Mendelian randomization study: Metabolites as mediators of inflammatory factors in ulcerative colitis

Ulcerative colitis (UC) involves dysregulated immune responses and metabolic reprogramming, yet the causal mechanisms linking inflammatory mediators to UC via metabolic intermediates remain elusive. This study employs integrated Mendelian randomization (MR) and mediation analysis to dissect the immune-metabolic axis, a novel conceptual framework for UC pathogenesis, where inflammatory factors exert causal effects through metabolite-mediated pathways. Using European genetic data (5931 UC cases; 405,386 controls), we performed bidirectional 2-sample MR to assess causal relationships between 91 inflammatory factors, 1400 plasma metabolites, and UC. Genetic instruments were selected stringently (P < 1 × 10⁻⁵, r ² < 0.001). Causal estimates were generated via inverse-variance weighted regression, with sensitivity analyses (MR-Egger, weighted median). A 2-stage MR mediation framework quantified metabolite-driven pathways linking inflammatory factors to UC. Six inflammatory factors showed causal effects on UC: IL10RB (odds ratio [OR] = 1.15, P = .011) and CCL4 (OR = 1.12, P = .008) increased risk, while Flt3L, CCL8, CCL11, and PD-L1 were protective (OR range: 0.85–0.90, P < .05). Metabolomic analysis identified 21 causal metabolites, including docosahexaenoic acid-enriched phosphatidylcholines (e.g., 16:0/22:6, OR = 0.858) and linoleate-derived lipids (e.g., 18:0/18:2, OR = 1.262).

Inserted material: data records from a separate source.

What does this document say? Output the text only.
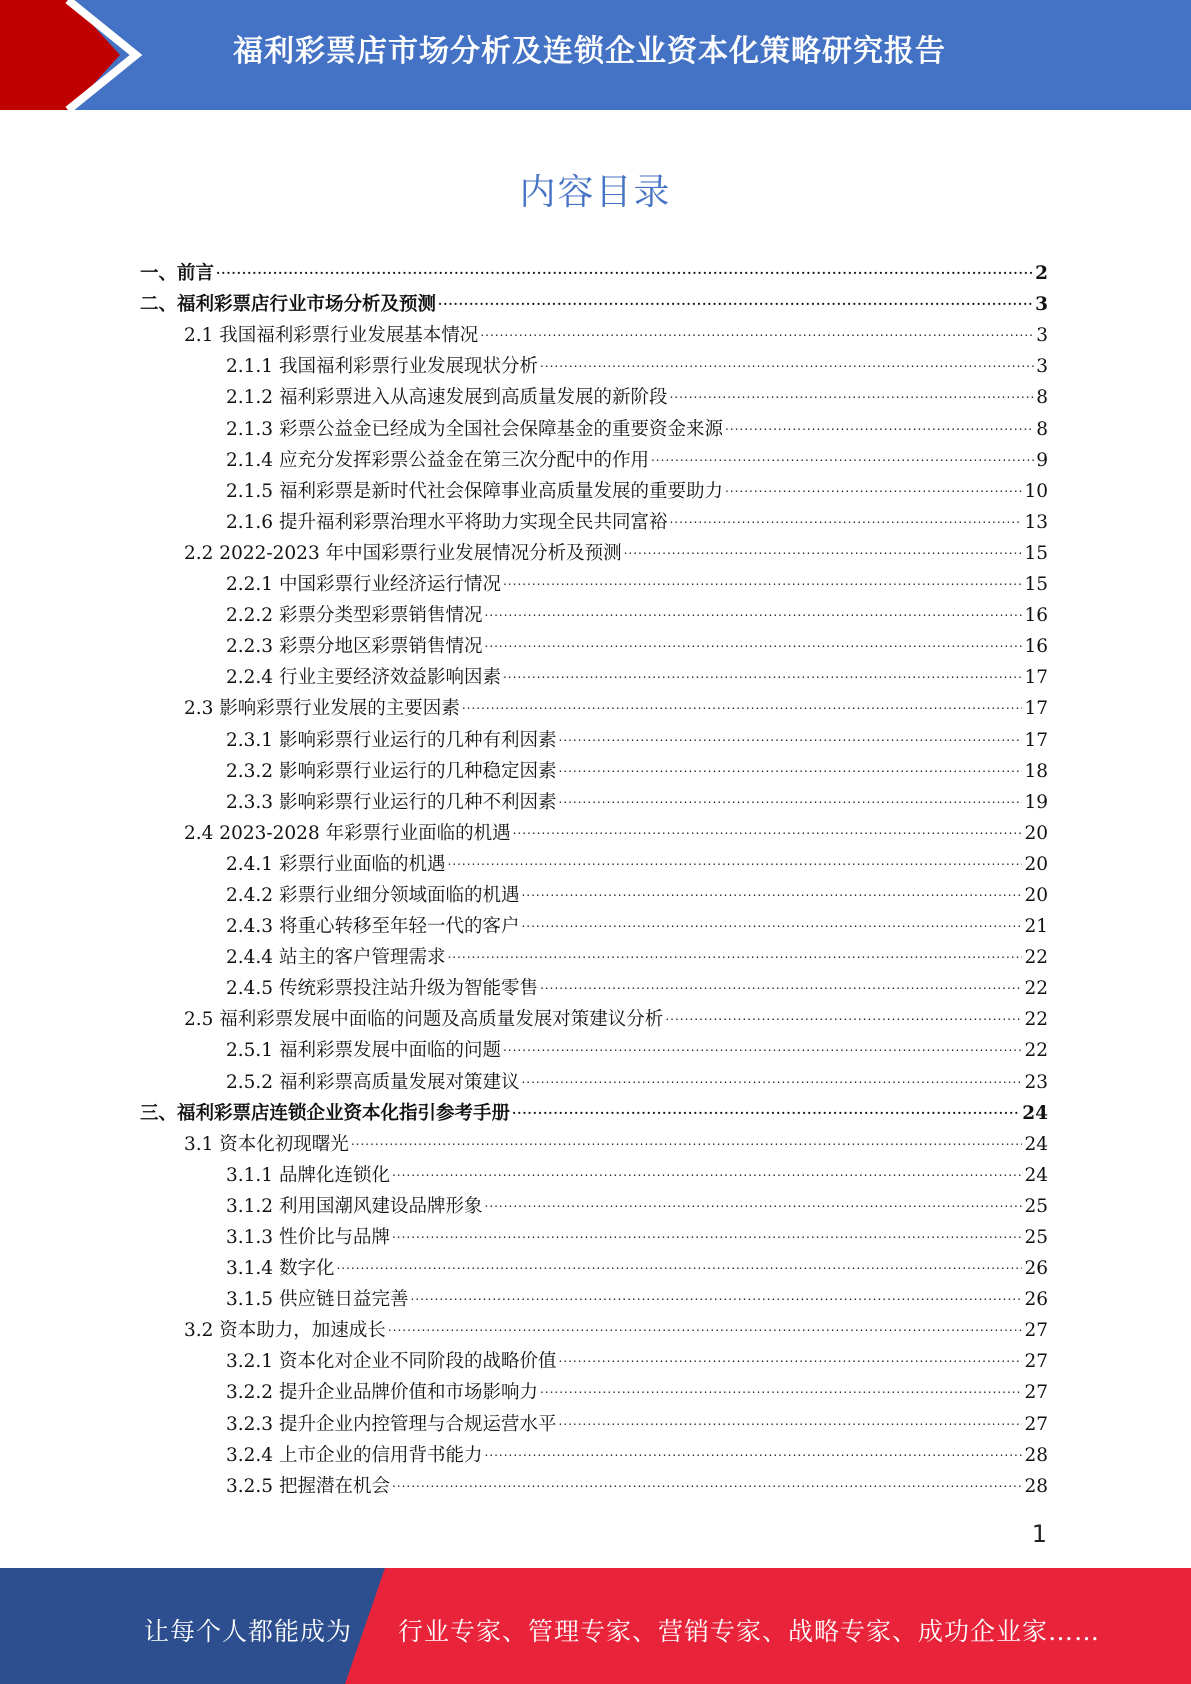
福利彩票店市场分析及连锁企业资本化策略研究报告
内容目录
一、前言 .....	2
二、福利彩票店行业市场分析及预测 .....	3
2.1 我国福利彩票行业发展基本情况 .....	3
2.1.1 我国福利彩票行业发展现状分析 .....	3
2.1.2 福利彩票进入从高速发展到高质量发展的新阶段 .....	8
2.1.3 彩票公益金已经成为全国社会保障基金的重要资金来源 .....	8
2.1.4 应充分发挥彩票公益金在第三次分配中的作用 .....	9
2.1.5 福利彩票是新时代社会保障事业高质量发展的重要助力 .....	10
2.1.6 提升福利彩票治理水平将助力实现全民共同富裕 .....	13
2.2 2022-2023 年中国彩票行业发展情况分析及预测 .....	15
2.2.1 中国彩票行业经济运行情况 .....	15
2.2.2 彩票分类型彩票销售情况 .....	16
2.2.3 彩票分地区彩票销售情况 .....	16
2.2.4 行业主要经济效益影响因素 .....	17
2.3 影响彩票行业发展的主要因素 .....	17
2.3.1 影响彩票行业运行的几种有利因素 .....	17
2.3.2 影响彩票行业运行的几种稳定因素 .....	18
2.3.3 影响彩票行业运行的几种不利因素 .....	19
2.4 2023-2028 年彩票行业面临的机遇 .....	20
2.4.1 彩票行业面临的机遇 .....	20
2.4.2 彩票行业细分领域面临的机遇 .....	20
2.4.3 将重心转移至年轻一代的客户 .....	21
2.4.4 站主的客户管理需求 .....	22
2.4.5 传统彩票投注站升级为智能零售 .....	22
2.5 福利彩票发展中面临的问题及高质量发展对策建议分析 .....	22
2.5.1 福利彩票发展中面临的问题 .....	22
2.5.2 福利彩票高质量发展对策建议 .....	23
三、福利彩票店连锁企业资本化指引参考手册 .....	24
3.1 资本化初现曙光 .....	24
3.1.1 品牌化连锁化 .....	24
3.1.2 利用国潮风建设品牌形象 .....	25
3.1.3 性价比与品牌 .....	25
3.1.4 数字化 .....	26
3.1.5 供应链日益完善 .....	26
3.2 资本助力，加速成长 .....	27
3.2.1 资本化对企业不同阶段的战略价值 .....	27
3.2.2 提升企业品牌价值和市场影响力 .....	27
3.2.3 提升企业内控管理与合规运营水平 .....	27
3.2.4 上市企业的信用背书能力 .....	28
3.2.5 把握潜在机会 .....	28
1
让每个人都能成为 行业专家、管理专家、营销专家、战略专家、成功企业家……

Crucially, mediation models revealed bidirectional immune-metabolic crosstalk. CCL4 increased UC risk by suppressing protective ether lipids (e.g., p-18:0/20:4; mediation proportion: 8.6%). IL10RB paradoxically offset its direct proinflammatory effect by upregulating tetradecadienoate (14:2), reducing UC risk (mediation proportion: −11.7%). This study establishes genetic evidence for an immune-metabolic axis in UC, wherein inflammatory mediators operate through metabolite-dependent pathways. The identified mediation proportions quantify the contribution of metabolic rewiring to UC pathogenesis, revealing novel targets for therapeutic intervention.